The convicted killer, sometimes called “the serpent” for frequently evading police and using a disguise, has been accused of more than a dozen killings, but has never been convicted in Nepal. are only two.
A judge ordered Sobraj’s release within days based on his old age, good deeds and the length of the sentence he had already served, according to a ruling issued by Nepal’s Supreme Court. It was pointed out that the murderer who received it also suffered from a heart condition that would likely require open-heart surgery.
“His continued imprisonment violates the standard human rights of prisoners,” the court ruled, adding: He should return to his country within 15 days. ”
Sobhraj’s attorney, Lokbhakta Rana, told The Washington Post on Thursday that he praised the judge for “a very bold decision” to order his immediate release.
“Actually, I didn’t expect it at all. But it’s the right decision,” Lana added. “Nobody wanted to let him go.”
“He was tried according to the law, imprisoned according to the law, and released according to the law.”
Rana said she hopes her client will be released from a Nepalese prison within two weeks and will return to France.
Sobhraj was imprisoned in India for 21 years from 1976 after being convicted of theft. After attempting to escape in 1986, shortly before his original sentence ended, Sobraj was recaptured and returned to prison, where he faced an extended sentence.
Associated Press reports that year said Sobhraj was accused of a variety of crimes during his re-arrest in Nepal, Singapore, Greece, Afghanistan, Hong Kong, Turkey and Iran, ranging from car theft to drugging, robbery and murder of a young couple. wanted for a violent crime. We were getting along.

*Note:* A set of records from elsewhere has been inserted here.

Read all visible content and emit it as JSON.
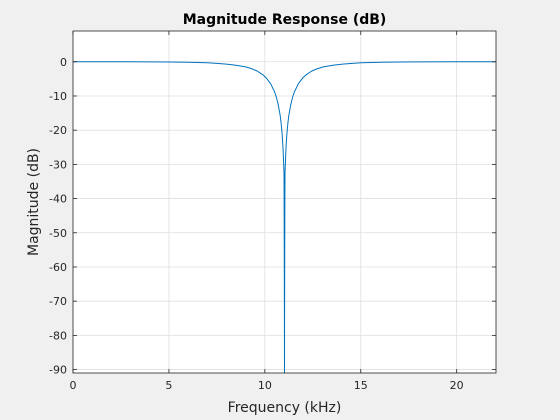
{
  "chart_data": {
    "type": "line",
    "title": "Magnitude Response (dB)",
    "xlabel": "Frequency (kHz)",
    "ylabel": "Magnitude (dB)",
    "xlim": [
      0,
      22.05
    ],
    "ylim": [
      -91,
      9
    ],
    "grid": true,
    "xticks": [
      0,
      5,
      10,
      15,
      20
    ],
    "yticks": [
      0,
      -10,
      -20,
      -30,
      -40,
      -50,
      -60,
      -70,
      -80,
      -90
    ],
    "notch_frequency": 11.025,
    "series": [
      {
        "color": "#0072bd",
        "x": [
          0,
          2,
          4,
          5,
          6,
          7,
          7.5,
          8,
          8.5,
          9,
          9.3,
          9.6,
          9.9,
          10.1,
          10.3,
          10.5,
          10.6,
          10.7,
          10.8,
          10.85,
          10.9,
          10.95,
          11.0,
          11.005,
          11.0125,
          11.02,
          11.025,
          11.03,
          11.0375,
          11.045,
          11.05,
          11.1,
          11.15,
          11.2,
          11.25,
          11.35,
          11.45,
          11.55,
          11.75,
          11.95,
          12.15,
          12.45,
          12.75,
          13.05,
          13.55,
          14.05,
          14.55,
          15.05,
          16.05,
          17.05,
          18.05,
          20.05,
          22.05
        ],
        "y": [
          0,
          0,
          -0.02,
          -0.05,
          -0.13,
          -0.3,
          -0.45,
          -0.7,
          -1.0,
          -1.5,
          -2.0,
          -2.7,
          -3.8,
          -4.9,
          -6.4,
          -8.7,
          -10.3,
          -12.6,
          -15.7,
          -18.0,
          -21.0,
          -25.5,
          -32.5,
          -40,
          -55,
          -72,
          -91,
          -72,
          -55,
          -40,
          -32.5,
          -25.5,
          -21.0,
          -18.0,
          -15.7,
          -12.6,
          -10.3,
          -8.7,
          -6.4,
          -4.9,
          -3.8,
          -2.7,
          -2.0,
          -1.5,
          -1.0,
          -0.7,
          -0.45,
          -0.3,
          -0.13,
          -0.05,
          -0.02,
          0,
          0
        ]
      }
    ]
  }
}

The extension of Sobhraj’s sentence for his escape attempt, which marked the time of his final release from prison in 1997, resulted in an extradition request from Thailand, where he was wanted for 14 murders and faced the death penalty. Yes, it had expired under a 20-year law. Of the limitations, AP reports pointed out at the time.
For reasons that remain unclear, Sobhraj subsequently returned to Nepal, where he was wanted by the police on suspicion of murder. In 2003, Kathmandu He was spotted by a reporter from the Himalayan Times in a casino, arrested, and eventually sentenced to 20 years in prison. imprisonment years.
His life has been the subject of multiple dramatizations, including the 2021 multi-part drama The Serpent by Netflix and BBC.